Max-Margin Token Selection in Attention Mechanism

Attention mechanism is a central component of the transformer architecture which led to the phenomenal success of large language models. However, the theoretical principles underlying the attention mechanism are poorly understood, especially its nonconvex optimization dynamics. In this work, we explore the seminal softmax-attention model $f(\boldsymbol{X})=\langle \boldsymbol{Xv}, \texttt{softmax}(\boldsymbol{XWp})\rangle$, where $\boldsymbol{X}$ is the token sequence and $(\boldsymbol{v},\boldsymbol{W},\boldsymbol{p})$ are trainable parameters. We prove that running gradient descent on $\boldsymbol{p}$, or equivalently $\boldsymbol{W}$, converges in direction to a max-margin solution that separates $\textit{locally-optimal}$ tokens from non-optimal ones. This clearly formalizes attention as an optimal token selection mechanism. Remarkably, our results are applicable to general data and precisely characterize $\textit{optimality}$ of tokens in terms of the value embeddings $\boldsymbol{Xv}$ and problem geometry. We also provide a broader regularization path analysis that establishes the margin maximizing nature of attention even for nonlinear prediction heads. When optimizing $\boldsymbol{v}$ and $\boldsymbol{p}$ simultaneously with logistic loss, we identify conditions under which the regularization paths directionally converge to their respective hard-margin SVM solutions where $\boldsymbol{v}$ separates the input features based on their labels. Interestingly, the SVM formulation of $\boldsymbol{p}$ is influenced by the support vector geometry of $\boldsymbol{v}$. Finally, we verify our theoretical findings via numerical experiments and provide insights.

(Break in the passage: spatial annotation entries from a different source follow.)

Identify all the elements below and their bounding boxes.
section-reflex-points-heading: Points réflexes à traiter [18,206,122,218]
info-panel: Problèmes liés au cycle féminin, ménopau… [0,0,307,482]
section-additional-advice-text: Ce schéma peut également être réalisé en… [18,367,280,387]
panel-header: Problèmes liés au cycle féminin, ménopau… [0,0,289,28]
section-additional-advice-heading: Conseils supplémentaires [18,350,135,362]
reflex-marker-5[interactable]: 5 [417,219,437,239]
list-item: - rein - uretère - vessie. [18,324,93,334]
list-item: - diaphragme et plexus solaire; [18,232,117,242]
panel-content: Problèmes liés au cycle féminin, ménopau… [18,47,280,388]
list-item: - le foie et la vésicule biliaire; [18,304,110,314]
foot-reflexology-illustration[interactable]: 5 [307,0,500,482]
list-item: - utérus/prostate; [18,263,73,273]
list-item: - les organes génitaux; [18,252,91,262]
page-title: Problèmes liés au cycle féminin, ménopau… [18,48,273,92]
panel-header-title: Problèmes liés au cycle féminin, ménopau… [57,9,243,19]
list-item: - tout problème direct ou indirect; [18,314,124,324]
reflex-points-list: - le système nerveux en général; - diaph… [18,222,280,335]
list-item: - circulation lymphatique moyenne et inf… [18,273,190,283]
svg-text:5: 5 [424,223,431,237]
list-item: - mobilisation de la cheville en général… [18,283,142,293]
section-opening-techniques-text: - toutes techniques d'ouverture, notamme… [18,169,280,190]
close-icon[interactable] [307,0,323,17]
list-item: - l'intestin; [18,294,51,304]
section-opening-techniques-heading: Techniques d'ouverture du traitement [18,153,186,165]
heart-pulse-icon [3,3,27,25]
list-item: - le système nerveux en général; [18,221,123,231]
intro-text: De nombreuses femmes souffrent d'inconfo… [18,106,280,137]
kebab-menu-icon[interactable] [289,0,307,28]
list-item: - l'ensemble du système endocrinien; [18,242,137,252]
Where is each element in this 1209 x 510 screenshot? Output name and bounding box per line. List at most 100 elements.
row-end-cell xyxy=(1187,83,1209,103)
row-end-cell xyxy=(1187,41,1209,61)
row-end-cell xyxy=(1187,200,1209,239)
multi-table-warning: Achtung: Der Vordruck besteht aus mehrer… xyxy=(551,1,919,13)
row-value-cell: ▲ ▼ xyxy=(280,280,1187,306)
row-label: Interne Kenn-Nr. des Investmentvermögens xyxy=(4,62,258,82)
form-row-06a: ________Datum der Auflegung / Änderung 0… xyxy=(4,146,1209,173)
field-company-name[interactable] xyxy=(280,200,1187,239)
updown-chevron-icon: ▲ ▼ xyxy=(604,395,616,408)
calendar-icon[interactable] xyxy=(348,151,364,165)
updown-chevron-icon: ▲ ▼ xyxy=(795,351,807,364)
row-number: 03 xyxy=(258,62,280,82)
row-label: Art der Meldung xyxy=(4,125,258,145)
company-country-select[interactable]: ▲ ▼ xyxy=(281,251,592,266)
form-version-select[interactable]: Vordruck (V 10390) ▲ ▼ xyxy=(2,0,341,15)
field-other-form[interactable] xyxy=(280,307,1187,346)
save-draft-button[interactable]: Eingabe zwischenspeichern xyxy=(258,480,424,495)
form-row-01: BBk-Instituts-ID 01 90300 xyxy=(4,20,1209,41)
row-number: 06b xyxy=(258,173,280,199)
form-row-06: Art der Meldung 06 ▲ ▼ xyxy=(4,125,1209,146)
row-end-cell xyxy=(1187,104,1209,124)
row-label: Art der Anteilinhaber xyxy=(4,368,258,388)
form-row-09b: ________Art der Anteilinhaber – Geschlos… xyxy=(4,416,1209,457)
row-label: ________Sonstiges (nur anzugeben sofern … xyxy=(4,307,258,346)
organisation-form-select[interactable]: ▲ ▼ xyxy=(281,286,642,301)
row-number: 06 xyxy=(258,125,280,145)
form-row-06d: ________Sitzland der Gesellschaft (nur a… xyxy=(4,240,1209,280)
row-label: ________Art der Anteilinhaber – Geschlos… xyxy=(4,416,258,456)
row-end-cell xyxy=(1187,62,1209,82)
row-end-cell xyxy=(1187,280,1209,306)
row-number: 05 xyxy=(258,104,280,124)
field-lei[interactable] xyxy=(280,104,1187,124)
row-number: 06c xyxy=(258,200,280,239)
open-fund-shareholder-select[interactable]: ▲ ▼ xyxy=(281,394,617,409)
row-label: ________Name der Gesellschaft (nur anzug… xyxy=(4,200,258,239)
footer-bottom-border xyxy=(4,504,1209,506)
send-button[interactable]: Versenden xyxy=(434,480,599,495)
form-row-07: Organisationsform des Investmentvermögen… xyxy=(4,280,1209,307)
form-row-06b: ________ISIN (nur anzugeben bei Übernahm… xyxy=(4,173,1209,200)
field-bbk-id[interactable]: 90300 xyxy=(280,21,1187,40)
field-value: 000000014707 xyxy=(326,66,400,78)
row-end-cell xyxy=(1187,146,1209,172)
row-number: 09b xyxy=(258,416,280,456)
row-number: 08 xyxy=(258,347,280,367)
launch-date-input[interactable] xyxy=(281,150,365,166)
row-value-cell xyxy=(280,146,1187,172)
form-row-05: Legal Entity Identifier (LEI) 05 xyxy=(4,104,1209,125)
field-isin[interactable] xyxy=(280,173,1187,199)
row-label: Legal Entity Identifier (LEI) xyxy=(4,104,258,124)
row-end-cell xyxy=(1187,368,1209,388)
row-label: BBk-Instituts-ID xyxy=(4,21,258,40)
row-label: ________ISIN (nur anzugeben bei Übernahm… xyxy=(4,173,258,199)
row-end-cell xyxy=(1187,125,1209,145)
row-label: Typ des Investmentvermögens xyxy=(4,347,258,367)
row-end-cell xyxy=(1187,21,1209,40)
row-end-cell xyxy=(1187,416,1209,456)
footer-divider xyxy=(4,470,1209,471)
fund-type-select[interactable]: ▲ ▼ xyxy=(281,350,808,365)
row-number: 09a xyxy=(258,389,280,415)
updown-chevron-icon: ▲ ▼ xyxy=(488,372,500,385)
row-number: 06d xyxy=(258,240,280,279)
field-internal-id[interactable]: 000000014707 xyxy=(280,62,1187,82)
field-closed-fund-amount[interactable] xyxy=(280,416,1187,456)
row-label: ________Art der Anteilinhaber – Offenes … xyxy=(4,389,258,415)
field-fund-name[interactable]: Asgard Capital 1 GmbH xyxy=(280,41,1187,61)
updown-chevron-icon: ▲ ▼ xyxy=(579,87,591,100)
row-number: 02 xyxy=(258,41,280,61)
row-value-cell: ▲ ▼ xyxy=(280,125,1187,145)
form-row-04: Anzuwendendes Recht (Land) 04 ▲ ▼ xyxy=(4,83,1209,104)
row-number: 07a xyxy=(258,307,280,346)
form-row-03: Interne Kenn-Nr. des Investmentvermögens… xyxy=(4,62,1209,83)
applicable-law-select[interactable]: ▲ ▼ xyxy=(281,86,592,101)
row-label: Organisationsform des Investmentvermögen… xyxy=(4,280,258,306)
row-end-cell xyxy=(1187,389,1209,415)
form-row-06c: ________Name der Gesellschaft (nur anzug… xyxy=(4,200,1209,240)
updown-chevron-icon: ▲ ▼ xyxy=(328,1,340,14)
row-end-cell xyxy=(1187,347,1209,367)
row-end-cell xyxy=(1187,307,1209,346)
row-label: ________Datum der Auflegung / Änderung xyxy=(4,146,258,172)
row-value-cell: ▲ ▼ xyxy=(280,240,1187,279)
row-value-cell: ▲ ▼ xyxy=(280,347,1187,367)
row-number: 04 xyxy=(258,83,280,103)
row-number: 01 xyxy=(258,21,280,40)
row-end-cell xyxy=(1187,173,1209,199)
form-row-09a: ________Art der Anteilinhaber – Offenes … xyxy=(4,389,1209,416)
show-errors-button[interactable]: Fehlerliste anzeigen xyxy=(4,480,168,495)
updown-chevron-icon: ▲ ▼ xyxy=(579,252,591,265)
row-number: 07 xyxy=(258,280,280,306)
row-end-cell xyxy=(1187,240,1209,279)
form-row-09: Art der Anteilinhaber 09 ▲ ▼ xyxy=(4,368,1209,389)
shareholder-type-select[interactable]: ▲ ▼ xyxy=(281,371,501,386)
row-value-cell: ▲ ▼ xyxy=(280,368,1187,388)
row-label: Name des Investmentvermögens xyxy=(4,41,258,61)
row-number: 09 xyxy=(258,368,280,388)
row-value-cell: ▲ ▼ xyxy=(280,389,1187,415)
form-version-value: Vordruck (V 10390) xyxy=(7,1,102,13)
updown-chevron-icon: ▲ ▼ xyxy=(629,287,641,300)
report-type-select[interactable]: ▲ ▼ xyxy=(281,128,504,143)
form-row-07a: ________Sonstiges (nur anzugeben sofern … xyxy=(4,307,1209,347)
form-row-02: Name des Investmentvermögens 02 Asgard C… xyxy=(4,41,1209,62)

翻译：注意力机制是Transformer架构的核心组成部分，其推动了大语言模型取得显著成功。然而，注意力机制背后的理论原理仍未被充分理解，尤其是其非凸优化动力学特性。在本工作中，我们探索了经典softmax注意力模型 $f(\boldsymbol{X})=\langle \boldsymbol{Xv}, \texttt{softmax}(\boldsymbol{XWp})\rangle$，其中 $\boldsymbol{X}$ 为令牌序列，$(\boldsymbol{v},\boldsymbol{W},\boldsymbol{p})$ 为可训练参数。我们证明，对 $\boldsymbol{p}$（或等价地对 $\boldsymbol{W}$）运行梯度下降时，其方向收敛于一个将$\textit{局部最优}$令牌与非最优令牌分离的最大边际解。这清晰地形式化了注意力作为一种最优令牌选择机制。值得注意的是，我们的结果适用于一般数据，并精确刻画了令牌$\textit{最优性}$与值嵌入 $\boldsymbol{Xv}$ 及问题几何结构的关系。我们还提供了更广泛的正则化路径分析，证明了即使在非线性预测头中，注意力仍具有最大化边际的特性。当使用逻辑损失同时优化 $\boldsymbol{v}$ 和 $\boldsymbol{p}$ 时，我们识别了正则化路径方向收敛到各自硬间隔SVM解的条件，其中 $\boldsymbol{v}$ 根据标签对输入特征进行分离。有趣的是，$\boldsymbol{p}$ 的SVM形式受 $\boldsymbol{v}$ 的支持向量几何影响。最后，我们通过数值实验验证了理论发现并提供了相关见解。